Entscheidungsstichwort (Thema)
Sozialhilfe. Grundsicherung im Alter und bei Erwerbsminderung. Unterkunft und Heizung. angemessene Unterkunftskosten. abstrakte Angemessenheit der Bruttokaltmiete. Kürzung der Leistungen wegen unangemessenen Wasserverbrauchs
Leitsatz (amtlich)
Aufgrund des vom Gesetzgeber gewählten Bruttokaltmietenkonzepts ist die abstrakte Angemessenheit der Kosten der Unterkunft einheitlich für die Bruttokaltmiete zu beurteilen.
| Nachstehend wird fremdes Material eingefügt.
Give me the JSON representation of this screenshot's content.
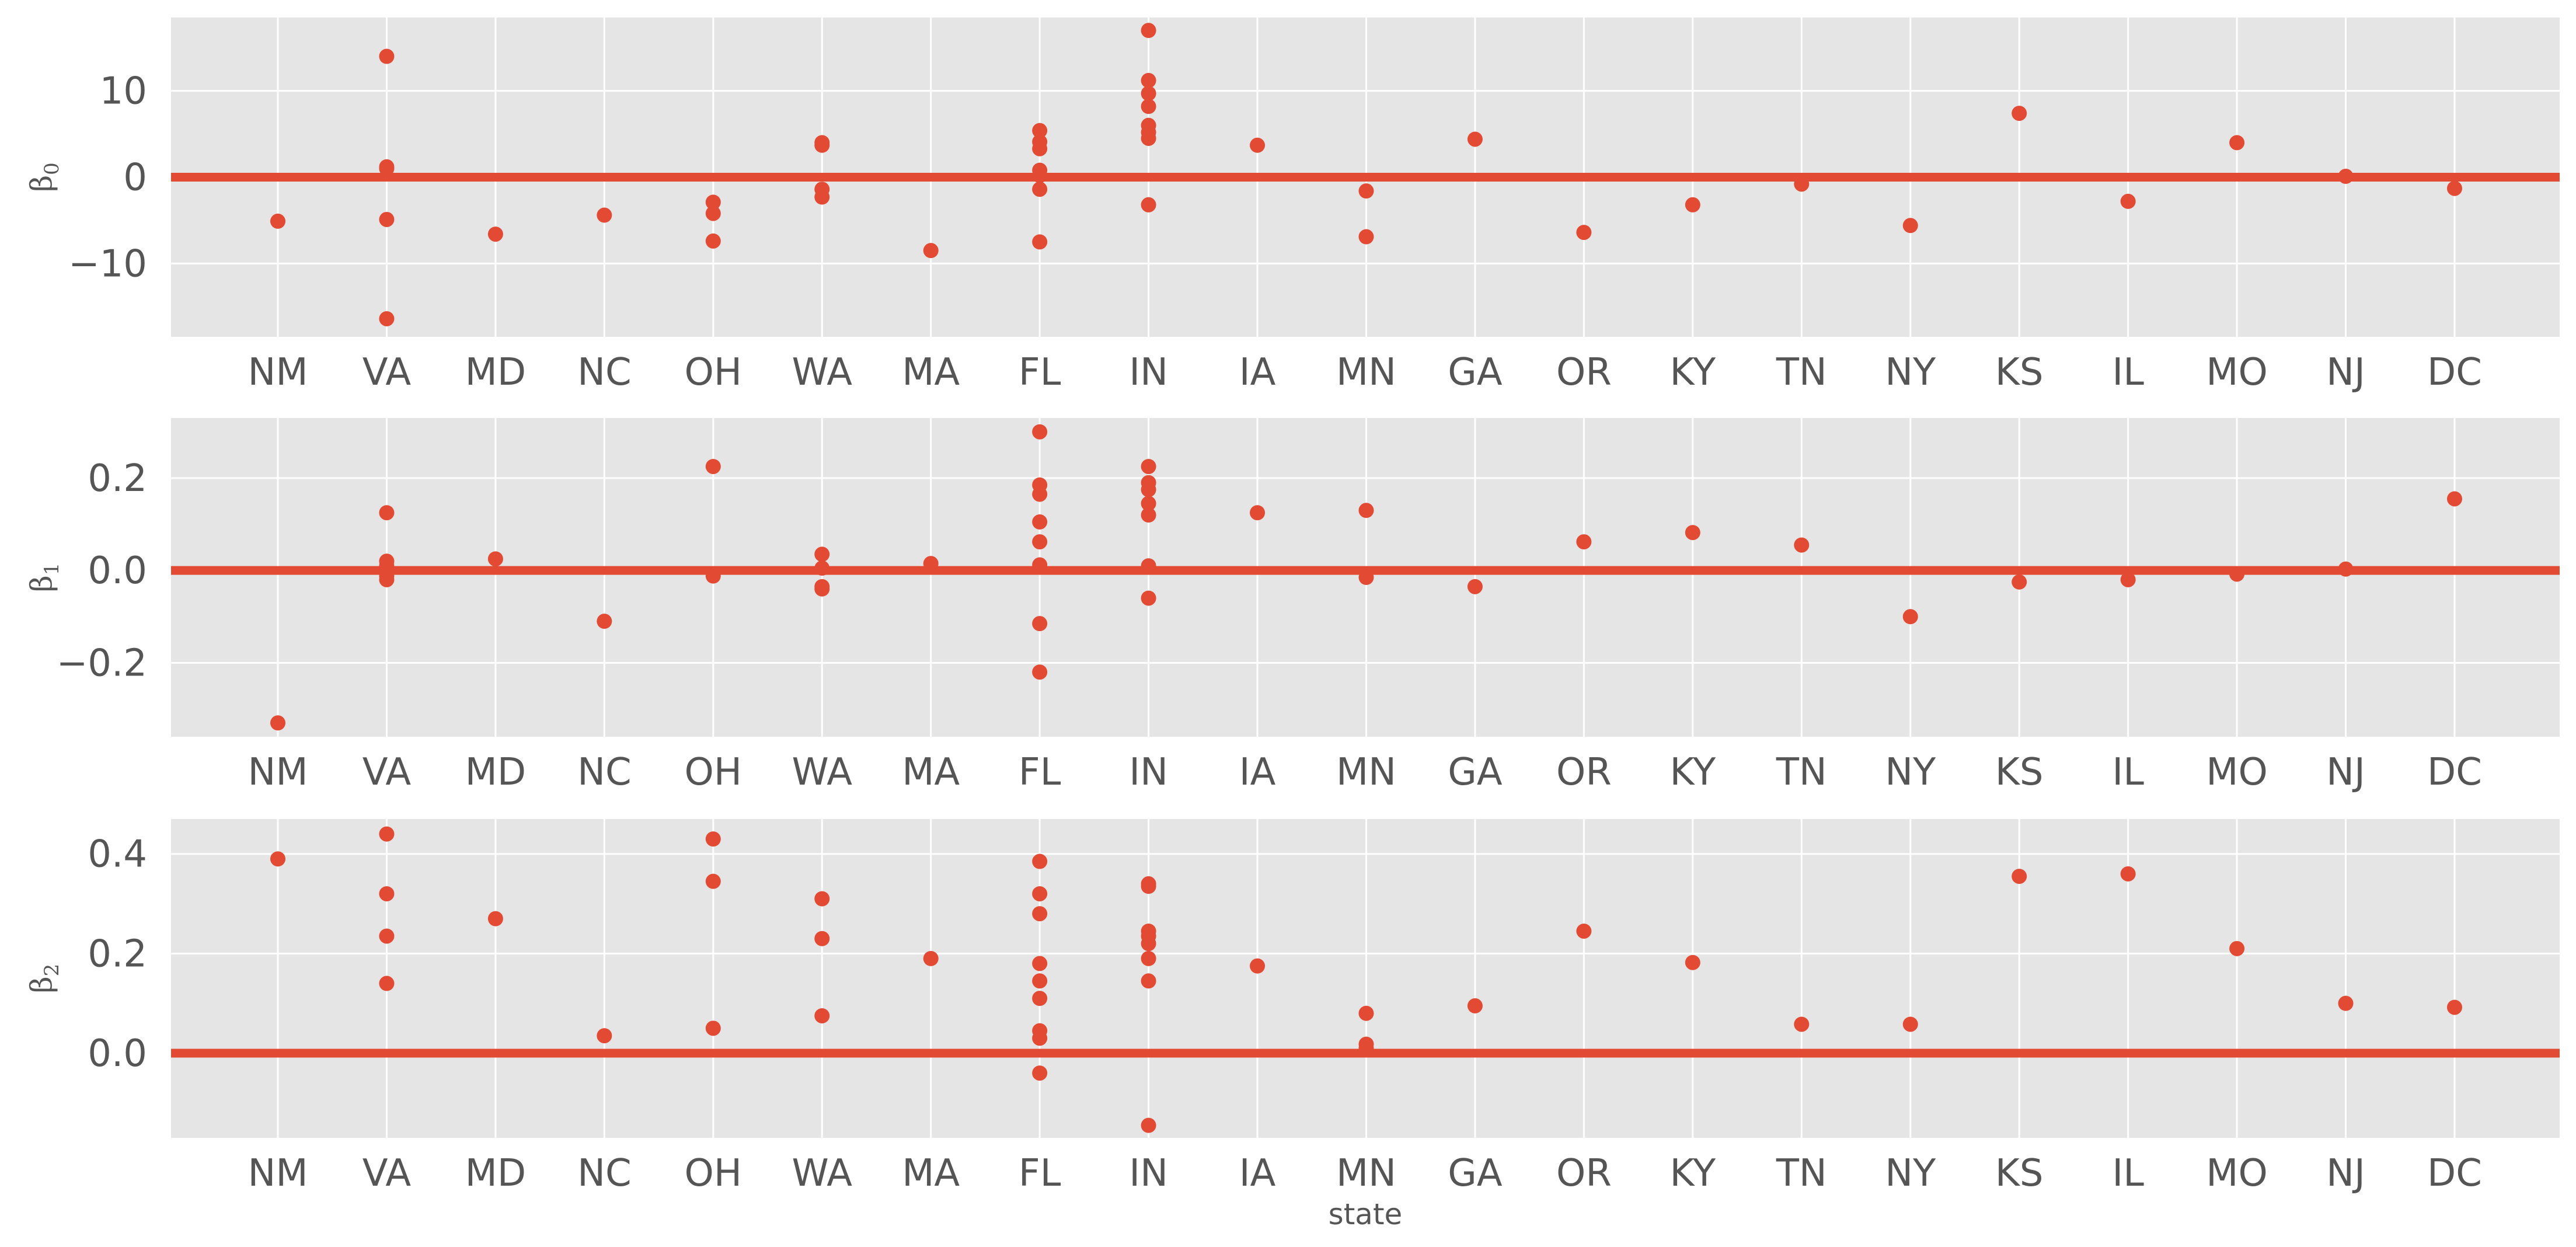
{
  "colors": {
    "figure_bg": "#ffffff",
    "axes_bg": "#e5e5e5",
    "grid": "#ffffff",
    "marker": "#e24a33",
    "zero_line": "#e24a33",
    "tick_text": "#555555"
  },
  "chart_data": [
    {
      "type": "scatter",
      "ylabel": {
        "base": "β",
        "sub": "0"
      },
      "xlabel": "",
      "grid": true,
      "ylim": [
        -18.5,
        18.5
      ],
      "yticks": [
        {
          "value": 10,
          "label": "10"
        },
        {
          "value": 0,
          "label": "0"
        },
        {
          "value": -10,
          "label": "−10"
        }
      ],
      "reference_line": 0,
      "categories": [
        "NM",
        "VA",
        "MD",
        "NC",
        "OH",
        "WA",
        "MA",
        "FL",
        "IN",
        "IA",
        "MN",
        "GA",
        "OR",
        "KY",
        "TN",
        "NY",
        "KS",
        "IL",
        "MO",
        "NJ",
        "DC"
      ],
      "points": {
        "NM": [
          -5.1
        ],
        "VA": [
          14,
          1.2,
          1,
          -4.9,
          -16.4
        ],
        "MD": [
          -6.6
        ],
        "NC": [
          -4.4
        ],
        "OH": [
          -2.9,
          -4.2,
          -7.4
        ],
        "WA": [
          4,
          3.7,
          -1.4,
          -2.3
        ],
        "MA": [
          -8.5
        ],
        "FL": [
          5.4,
          4.1,
          3.3,
          0.8,
          0.2,
          -1.4,
          -7.5
        ],
        "IN": [
          17,
          11.2,
          9.7,
          8.2,
          6,
          5.2,
          4.5,
          -3.2
        ],
        "IA": [
          3.7
        ],
        "MN": [
          -1.6,
          -6.9
        ],
        "GA": [
          4.4
        ],
        "OR": [
          -6.4
        ],
        "KY": [
          -3.2
        ],
        "TN": [
          -0.8
        ],
        "NY": [
          -5.6
        ],
        "KS": [
          7.4
        ],
        "IL": [
          -2.8
        ],
        "MO": [
          4
        ],
        "NJ": [
          0.1
        ],
        "DC": [
          -1.3
        ]
      }
    },
    {
      "type": "scatter",
      "ylabel": {
        "base": "β",
        "sub": "1"
      },
      "xlabel": "",
      "grid": true,
      "ylim": [
        -0.36,
        0.33
      ],
      "yticks": [
        {
          "value": 0.2,
          "label": "0.2"
        },
        {
          "value": 0,
          "label": "0.0"
        },
        {
          "value": -0.2,
          "label": "−0.2"
        }
      ],
      "reference_line": 0,
      "categories": [
        "NM",
        "VA",
        "MD",
        "NC",
        "OH",
        "WA",
        "MA",
        "FL",
        "IN",
        "IA",
        "MN",
        "GA",
        "OR",
        "KY",
        "TN",
        "NY",
        "KS",
        "IL",
        "MO",
        "NJ",
        "DC"
      ],
      "points": {
        "NM": [
          -0.33
        ],
        "VA": [
          0.125,
          0.02,
          0.01,
          -0.012,
          -0.02
        ],
        "MD": [
          0.025
        ],
        "NC": [
          -0.11
        ],
        "OH": [
          0.225,
          -0.012
        ],
        "WA": [
          0.035,
          0.005,
          -0.035,
          -0.04
        ],
        "MA": [
          0.015
        ],
        "FL": [
          0.3,
          0.185,
          0.165,
          0.105,
          0.062,
          0.012,
          -0.115,
          -0.22
        ],
        "IN": [
          0.225,
          0.19,
          0.175,
          0.145,
          0.12,
          0.01,
          -0.06
        ],
        "IA": [
          0.125
        ],
        "MN": [
          0.13,
          -0.015
        ],
        "GA": [
          -0.035
        ],
        "OR": [
          0.062
        ],
        "KY": [
          0.082
        ],
        "TN": [
          0.055
        ],
        "NY": [
          -0.1
        ],
        "KS": [
          -0.025
        ],
        "IL": [
          -0.02
        ],
        "MO": [
          -0.008
        ],
        "NJ": [
          0.003
        ],
        "DC": [
          0.155
        ]
      }
    },
    {
      "type": "scatter",
      "ylabel": {
        "base": "β",
        "sub": "2"
      },
      "xlabel": "state",
      "grid": true,
      "ylim": [
        -0.17,
        0.47
      ],
      "yticks": [
        {
          "value": 0.4,
          "label": "0.4"
        },
        {
          "value": 0.2,
          "label": "0.2"
        },
        {
          "value": 0,
          "label": "0.0"
        }
      ],
      "reference_line": 0,
      "categories": [
        "NM",
        "VA",
        "MD",
        "NC",
        "OH",
        "WA",
        "MA",
        "FL",
        "IN",
        "IA",
        "MN",
        "GA",
        "OR",
        "KY",
        "TN",
        "NY",
        "KS",
        "IL",
        "MO",
        "NJ",
        "DC"
      ],
      "points": {
        "NM": [
          0.39
        ],
        "VA": [
          0.44,
          0.32,
          0.235,
          0.14
        ],
        "MD": [
          0.27
        ],
        "NC": [
          0.035
        ],
        "OH": [
          0.43,
          0.345,
          0.05
        ],
        "WA": [
          0.31,
          0.23,
          0.075
        ],
        "MA": [
          0.19
        ],
        "FL": [
          0.385,
          0.32,
          0.28,
          0.18,
          0.145,
          0.11,
          0.045,
          0.03,
          -0.04
        ],
        "IN": [
          0.34,
          0.335,
          0.245,
          0.235,
          0.22,
          0.19,
          0.145,
          -0.145
        ],
        "IA": [
          0.175
        ],
        "MN": [
          0.08,
          0.018,
          0.01
        ],
        "GA": [
          0.095
        ],
        "OR": [
          0.245
        ],
        "KY": [
          0.182
        ],
        "TN": [
          0.058
        ],
        "NY": [
          0.058
        ],
        "KS": [
          0.355
        ],
        "IL": [
          0.36
        ],
        "MO": [
          0.21
        ],
        "NJ": [
          0.1
        ],
        "DC": [
          0.092
        ]
      }
    }
  ]
}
Eine isolierte Kürzung der Leistungen für einzelne Elemente der Bruttokaltmiete (wie zB den Wasserverbrauch) wegen Unangemessenheit ist daher nicht zulässig, solange die Summe aus Grundmiete und kalten Betriebskosten insgesamt abstrakt angemessen ist.
Orientierungssatz
Zum Leitsatz: Vergleiche SG Frankfurt (Oder) vom 5.12.2012 - S 28 AS 3192/10, entgegen SG Freiburg (Breisgau) vom 15.4.2011 - S 6 AS 3782/09.
Tenor
1. Der Bescheid des Beklagten vom 4.6.2018 in der Fassung des Widerspruchsbescheids vom 2.7.2018 wird abgeändert.
2. Der Beklagte wird verurteilt, der Klägerin eine weitere Beihilfe in Höhe von 227,63 € für die Nebenkostennachzahlung für das Jahr 2016 zu gewähren.
3. Der Beklagte hat die außergerichtlichen Kosten der Klägerin zu erstatten.
4. Die Berufung wird wegen grundsätzlicher Bedeutung der Rechtssache zugelassen.
Tatbestand
Die Beteiligten streiten über die Übernahme einer Nebenkostennachzahlung.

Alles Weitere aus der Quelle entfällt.